Il gruppo di lavoro DUPP ha trovato in legge, memoria e consapevolezza i tre pilastri attorno ai quali si è costruita la resilienza di Casale. La conoscenza della Legge è utile per trovare possibili armi legali per difendere le persone colpite e per incriminare i responsabili, creando così un “caso” che potrebbe essere un esempio per tutti coloro che stanno combattendo contro l’inquinamento ambientale. La memoria è necessaria per trasmettere questa storia alle generazioni future e insieme alla consapevolezza di riconoscere tutti i pericoli che sono ancora presenti, di trovare soluzioni ai problemi.
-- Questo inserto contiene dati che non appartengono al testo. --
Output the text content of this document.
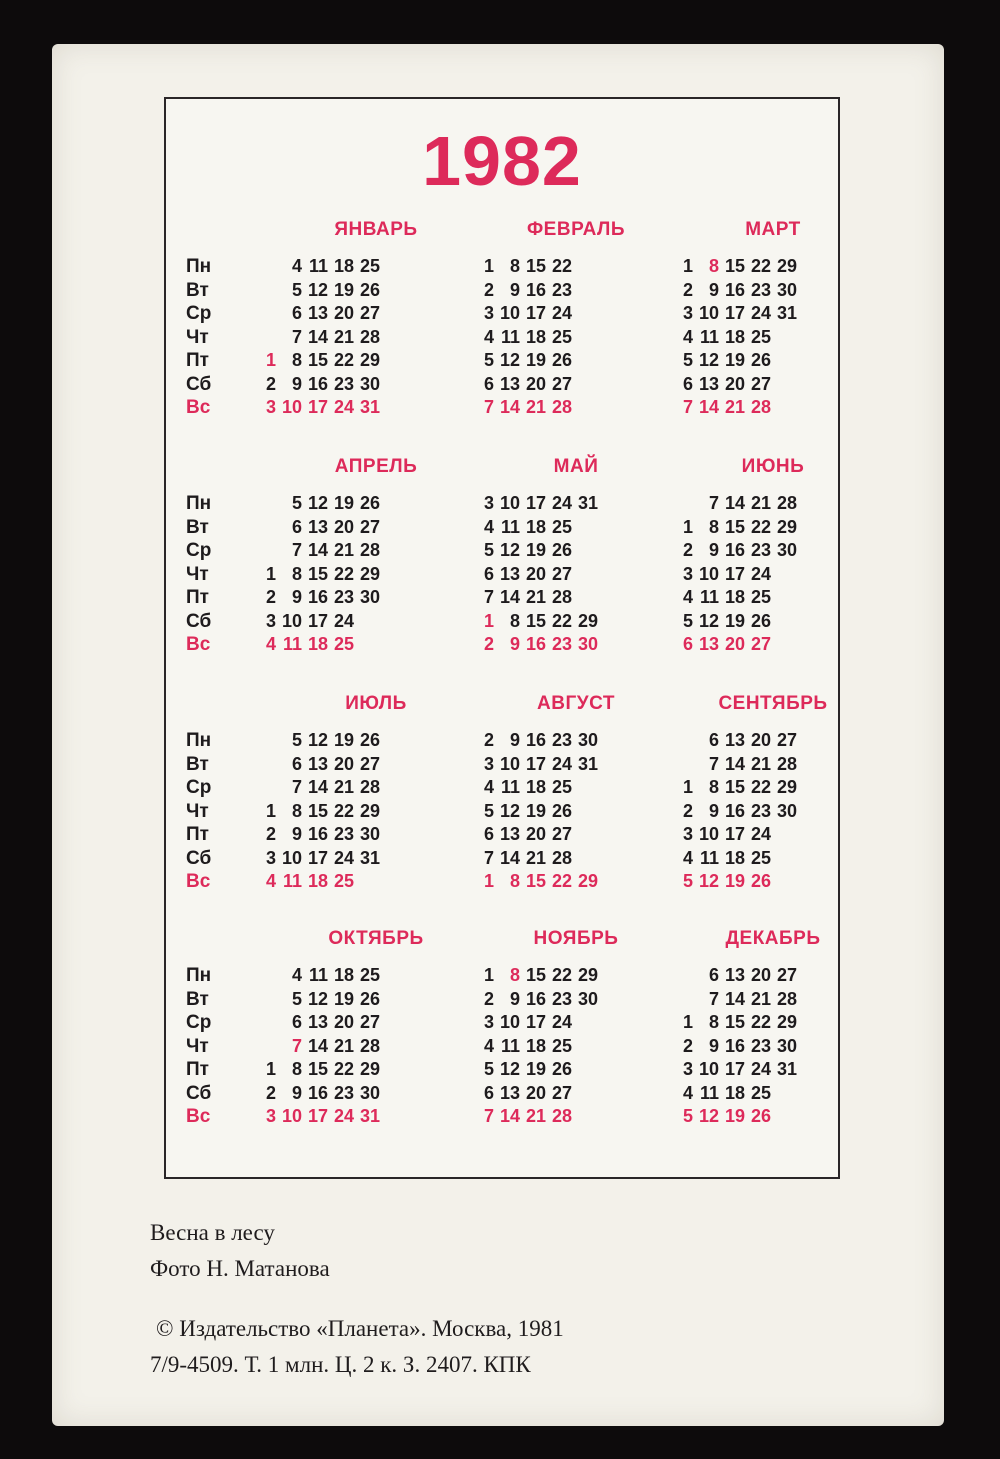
1982
ЯНВАРЬ
Пн
Вт
Ср
Чт
Пт
Сб
Вс
4 11 18 25
5 12 19 26
6 13 20 27
7 14 21 28
1 8 15 22 29
2 9 16 23 30
3 10 17 24 31
ФЕВРАЛЬ
1 8 15 22
2 9 16 23
3 10 17 24
4 11 18 25
5 12 19 26
6 13 20 27
7 14 21 28
МАРТ
1 8 15 22 29
2 9 16 23 30
3 10 17 24 31
4 11 18 25
5 12 19 26
6 13 20 27
7 14 21 28
АПРЕЛЬ
Пн
Вт
Ср
Чт
Пт
Сб
Вс
5 12 19 26
6 13 20 27
7 14 21 28
1 8 15 22 29
2 9 16 23 30
3 10 17 24
4 11 18 25
МАЙ
3 10 17 24 31
4 11 18 25
5 12 19 26
6 13 20 27
7 14 21 28
1 8 15 22 29
2 9 16 23 30
ИЮНЬ
7 14 21 28
1 8 15 22 29
2 9 16 23 30
3 10 17 24
4 11 18 25
5 12 19 26
6 13 20 27
ИЮЛЬ
Пн
Вт
Ср
Чт
Пт
Сб
Вс
5 12 19 26
6 13 20 27
7 14 21 28
1 8 15 22 29
2 9 16 23 30
3 10 17 24 31
4 11 18 25
АВГУСТ
2 9 16 23 30
3 10 17 24 31
4 11 18 25
5 12 19 26
6 13 20 27
7 14 21 28
1 8 15 22 29
СЕНТЯБРЬ
6 13 20 27
7 14 21 28
1 8 15 22 29
2 9 16 23 30
3 10 17 24
4 11 18 25
5 12 19 26
ОКТЯБРЬ
Пн
Вт
Ср
Чт
Пт
Сб
Вс
4 11 18 25
5 12 19 26
6 13 20 27
7 14 21 28
1 8 15 22 29
2 9 16 23 30
3 10 17 24 31
НОЯБРЬ
1 8 15 22 29
2 9 16 23 30
3 10 17 24
4 11 18 25
5 12 19 26
6 13 20 27
7 14 21 28
ДЕКАБРЬ
6 13 20 27
7 14 21 28
1 8 15 22 29
2 9 16 23 30
3 10 17 24 31
4 11 18 25
5 12 19 26
Весна в лесу
Фото Н. Матанова
© Издательство «Планета». Москва, 1981
7/9-4509. Т. 1 млн. Ц. 2 к. З. 2407. КПК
L’esperienza di Casale Monferrato quale esempio di resilienza di comunità, è diventata una fonte di riferimento a livello internazionale, per combattere le attività contro l’inquinamento ambientale e la violenza, ma non è certamente la sola. La regione Piemonte è stata la fornace di un grandissimo movimento, quello No Tav della Val di Susa, che si è generato in seno alla capacità di una comunità forte e coesa come quella valsusina di produrre una grande forma di resilienza a partire anche, ma non solo, da istanze ambientaliste e di diritto alla salute.
Il basso Piemonte e la provincia di Alessandria, da tempo definita la “terra dei fuochi del Nord-Ovest” è attraversata da alcuni esempi potentissimi di resilienza di comunità: come non citare la battaglia portata avanti da Genova ad Alessandria, passando per Arquata Scrivia e Tortona contro il Terzo Valico dei Giovi, o in una cornice ancora più propriamente comunitaria, quella portata avanti dalle comunità della Val Bormida contro la discarica a Sezzadio in cui agricoltori, tecnici, associazioni, privati cittadini, istituzioni e alcuni sindaci sono in prima fila per difendere il diritto alla salute sulla base del rapporto ecologico tra uomo ed ambiente.
Queste esperienze sono dimostrazioni di buone pratiche e possono rappresentare ottimi esempi: la città di Alessandria versa in una situazione critica dal punto di vista dell’ambiente e della salute. A dirlo sono i report annuali di ARPA e Legambiente condotti sui 6 capoluoghi di provincia piemontesi: Alessandria è infatti seconda per tossicità dell’aria con una media molto alta di superamento dei livelli di polveri sottili PM10 sia nei valori annui, che giornalieri. Un dato drammatico, se si pensa che nel 2017 l’inquinamento atmosferico ha ucciso 90 mila persone in Italia.
Che non sia arrivato il momento per Alessandria ed i suoi cittadini di provare a ragionare, attivarsi e agire sinergicamente per cambiare lo stato di cose?
L’attivazione della resilienza di comunità è un’azione che può non originarsi unicamente nel rispondere alla puntualità dell’evento totalmente tragico, la possibilità di fare fronte ad uno stato di cose perturbante, può portare all’attivazione di capacità, comportamenti e reti atti a far fronte alla deriva, prima che sia tardi.